Autoreply for Distribution lists "Thanks for your..."

Brass Contributor

I'm a certified Exchange admin but only because it was necessary for some SharePoint certification. I know enough to be very dangerous and sometimes I get these "can you fix.." which in my mind should be super easy to do. 

 

Like adding a simple autoreply to a distribution list. And before you go all "you should create a shared mailbox/team/die" for using old school tech. I know. I know all that, but some customers are slowly moving to the cloud and some things don't need new tech. 

 

Case, a cv@company... which is used for sending in resumés.

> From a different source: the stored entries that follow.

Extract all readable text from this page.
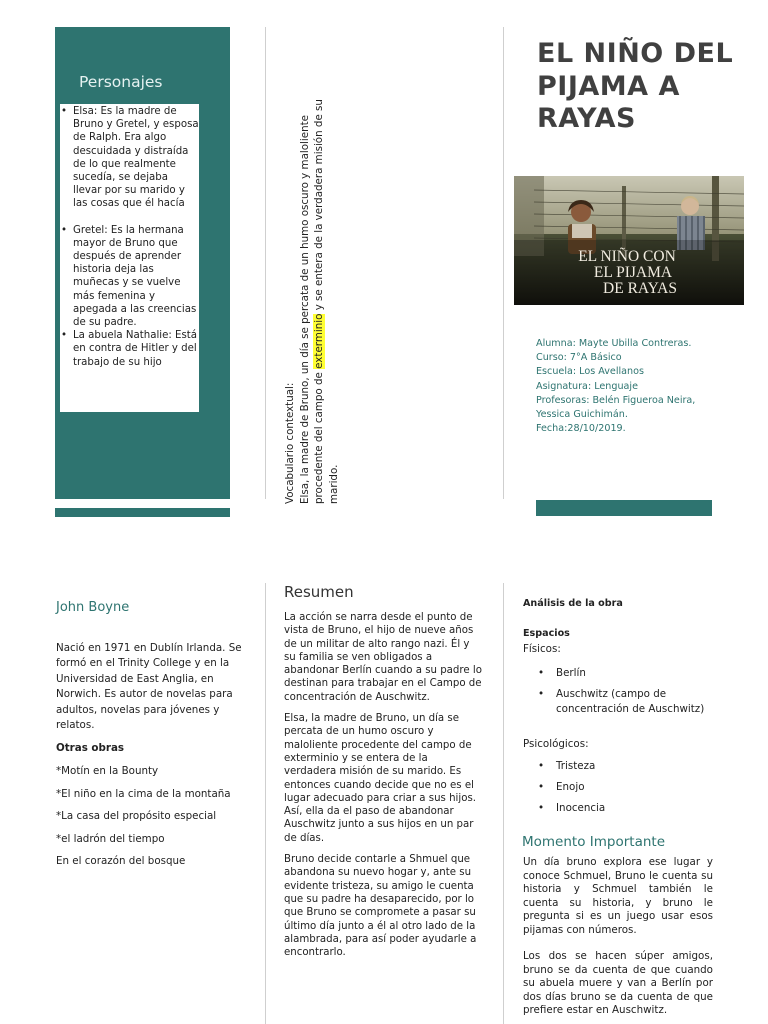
Personajes
• Elsa: Es la madre de Bruno y Gretel, y esposa de Ralph. Era algo descuidada y distraída de lo que realmente sucedía, se dejaba llevar por su marido y las cosas que él hacía
• Gretel: Es la hermana mayor de Bruno que después de aprender historia deja las muñecas y se vuelve más femenina y apegada a las creencias de su padre.
• La abuela Nathalie: Está en contra de Hitler y del trabajo de su hijo
Vocabulario contextual: Elsa, la madre de Bruno, un día se percata de un humo oscuro y maloliente procedente del campo de exterminio y se entera de la verdadera misión de su marido.
EL NIÑO DEL PIJAMA A RAYAS
EL NIÑO CON
EL PIJAMA
DE RAYAS
Alumna: Mayte Ubilla Contreras.
Curso: 7°A Básico
Escuela: Los Avellanos
Asignatura: Lenguaje
Profesoras: Belén Figueroa Neira, Yessica Guichimán.
Fecha:28/10/2019.
John Boyne
Nació en 1971 en Dublín Irlanda. Se formó en el Trinity College y en la Universidad de East Anglia, en Norwich. Es autor de novelas para adultos, novelas para jóvenes y relatos.
Otras obras
*Motín en la Bounty
*El niño en la cima de la montaña
*La casa del propósito especial
*el ladrón del tiempo
En el corazón del bosque
Resumen

La acción se narra desde el punto de vista de Bruno, el hijo de nueve años de un militar de alto rango nazi. Él y su familia se ven obligados a abandonar Berlín cuando a su padre lo destinan para trabajar en el Campo de concentración de Auschwitz.

Elsa, la madre de Bruno, un día se percata de un humo oscuro y maloliente procedente del campo de exterminio y se entera de la verdadera misión de su marido. Es entonces cuando decide que no es el lugar adecuado para criar a sus hijos. Así, ella da el paso de abandonar Auschwitz junto a sus hijos en un par de días.

Bruno decide contarle a Shmuel que abandona su nuevo hogar y, ante su evidente tristeza, su amigo le cuenta que su padre ha desaparecido, por lo que Bruno se compromete a pasar su último día junto a él al otro lado de la alambrada, para así poder ayudarle a encontrarlo.

Análisis de la obra
Espacios
Físicos:
• Berlín
• Auschwitz (campo de concentración de Auschwitz)
Psicológicos:
• Tristeza
• Enojo
• Inocencia
Momento Importante

Un día bruno explora ese lugar y conoce Schmuel, Bruno le cuenta su historia y Schmuel también le cuenta su historia, y bruno le pregunta si es un juego usar esos pijamas con números.

Los dos se hacen súper amigos, bruno se da cuenta de que cuando su abuela muere y van a Berlín por dos días bruno se da cuenta de que prefiere estar en Auschwitz.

The auto reply should then be "thanks for your application, someone will soon be in touch. Read more about how we handle personal information -link-. Have a great day"

 

When I goo.. sorry, binged it, I found this Setting an autoreply for a distribution group in Exchange (codetwo.com) which I find to be totally unrealistic for something as so easy as a knee jerk reaction. It's a trigger for anything sent to this mailbox. I understand that this could potentially be spamming but then timebox it to only send out max X e-mails per 10 minutes.

 

Why is there not an easier way to do this? I mean, the use has been around for a while.

3 Replies
Distribution lists are basically a collection of email addresses, there is no underlying mailbox object on which you can configure the autoreply (either via an Inbox rule or leveraging the OOO functionality). Thus the workarounds you've discovered already - adding a shared mailbox and configuring an OOO therein being the simplest one.
You should consider using a Microsoft 365 Group instead - it offers the DL aspect while at the same time you can configure an OOO reply for it (as Groups do have an underlying mailbox object).
Yeah. Did you read what I wrote? You directly went to the "you should" as I asked not for. I know this.
And I don't want anything more then the receipt functionality. It could be a trigger on the e-mail just as spam/protection bla bla bla that we have on other things that are not a mailbox but an e-mail address. Like the bounce information that goes out when someone tries to send an e-mail to an address that does not exist.
Yeah. Did you read what Vasil said? The world is not ideal. Or follow his reasonable suggestion or do nothing and live with it.